SolidWorks: Repairing Surfaces
A common issue that occurs when importing a non-native SolidWorks file, is inconsistencies in the surfaces. When working between different CAD systems, data can be lost in translation. A common comparison in the 3D modeling world is thinking of each CAD system as its own language. When trying to translate from one language to the next, some context may be lost or misunderstood.
One common file type that is saved amongst different CAD systems is a step file. When opening a step file, the imported body/bodies will appear in the feature tree. Right click on the body and select “Import Diagnostics” from the menu that appears.

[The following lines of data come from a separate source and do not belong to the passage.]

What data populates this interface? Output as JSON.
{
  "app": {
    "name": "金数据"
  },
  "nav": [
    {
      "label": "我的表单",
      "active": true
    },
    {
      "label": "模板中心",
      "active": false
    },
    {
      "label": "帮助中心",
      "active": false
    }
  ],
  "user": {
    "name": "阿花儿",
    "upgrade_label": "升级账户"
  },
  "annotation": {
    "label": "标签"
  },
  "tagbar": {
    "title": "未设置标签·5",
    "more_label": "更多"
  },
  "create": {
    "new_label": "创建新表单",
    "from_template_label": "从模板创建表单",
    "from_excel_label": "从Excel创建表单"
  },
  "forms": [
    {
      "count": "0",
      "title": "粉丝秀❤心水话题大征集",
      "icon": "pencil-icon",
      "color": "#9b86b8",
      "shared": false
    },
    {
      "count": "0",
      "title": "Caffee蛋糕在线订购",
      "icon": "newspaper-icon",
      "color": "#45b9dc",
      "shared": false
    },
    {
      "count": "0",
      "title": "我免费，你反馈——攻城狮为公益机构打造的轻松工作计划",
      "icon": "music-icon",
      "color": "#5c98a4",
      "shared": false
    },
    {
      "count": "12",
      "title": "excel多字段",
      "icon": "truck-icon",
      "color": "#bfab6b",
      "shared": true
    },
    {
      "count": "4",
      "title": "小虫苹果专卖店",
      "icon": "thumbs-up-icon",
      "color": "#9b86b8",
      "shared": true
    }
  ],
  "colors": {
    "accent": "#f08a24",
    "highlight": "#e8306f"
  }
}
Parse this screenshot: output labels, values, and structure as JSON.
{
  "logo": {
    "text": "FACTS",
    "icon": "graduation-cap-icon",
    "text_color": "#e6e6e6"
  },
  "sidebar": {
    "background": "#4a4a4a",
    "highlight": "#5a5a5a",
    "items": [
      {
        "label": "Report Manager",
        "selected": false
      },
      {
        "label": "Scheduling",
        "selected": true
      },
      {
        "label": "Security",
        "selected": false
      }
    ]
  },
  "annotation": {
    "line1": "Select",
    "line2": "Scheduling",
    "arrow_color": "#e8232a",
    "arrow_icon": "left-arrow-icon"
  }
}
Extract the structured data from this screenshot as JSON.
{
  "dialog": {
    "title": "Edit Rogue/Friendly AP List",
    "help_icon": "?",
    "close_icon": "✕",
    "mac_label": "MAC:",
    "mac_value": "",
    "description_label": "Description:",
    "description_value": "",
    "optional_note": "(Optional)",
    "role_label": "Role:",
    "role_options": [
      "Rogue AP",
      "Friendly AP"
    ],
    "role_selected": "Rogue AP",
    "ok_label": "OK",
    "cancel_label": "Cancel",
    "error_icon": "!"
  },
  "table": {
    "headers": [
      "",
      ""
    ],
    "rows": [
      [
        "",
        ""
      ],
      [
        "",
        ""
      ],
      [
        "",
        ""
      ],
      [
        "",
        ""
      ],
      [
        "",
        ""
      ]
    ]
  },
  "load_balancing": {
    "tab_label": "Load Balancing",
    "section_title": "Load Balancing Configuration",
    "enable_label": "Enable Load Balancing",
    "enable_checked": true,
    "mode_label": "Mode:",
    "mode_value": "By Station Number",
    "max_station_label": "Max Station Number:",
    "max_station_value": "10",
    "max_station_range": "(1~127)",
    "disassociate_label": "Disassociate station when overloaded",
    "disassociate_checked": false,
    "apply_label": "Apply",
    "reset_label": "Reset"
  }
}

Figure 1: Import Diagnostics
An import diagnostics widow will appear showing the faulty faces/gaps between faces if they occur. If you right-click on any of the faces, you can select the “What’s Wrong?” option, and SolidWorks will provide a brief description from the issue at hand. Some common examples are “General geometry problem” or “Self-intersecting face.”
Figure 2: Faulty Faces
Next, click the “Attempt to Heal All” button. SolidWorks will then try to find a solution to the problem at hand by solving one face at a time. If you attempt to heal all, and there are still faces that cannot be solved, continue attempting to heal all until the number of faulty faces and gaps quit changing. This will save you time in the long run. Since SolidWorks is attempting to heal one face at a time, this process may take a few tries in order to heal all, because one faulty face may rely on a faces edges that just finished healing. Once the values for faulty faces and gaps between faces quit changing, a common solution is to delete the faulty face at hand, and fill with a surface. Once complete, you should have a repaired model and are in the clear to add features as needed!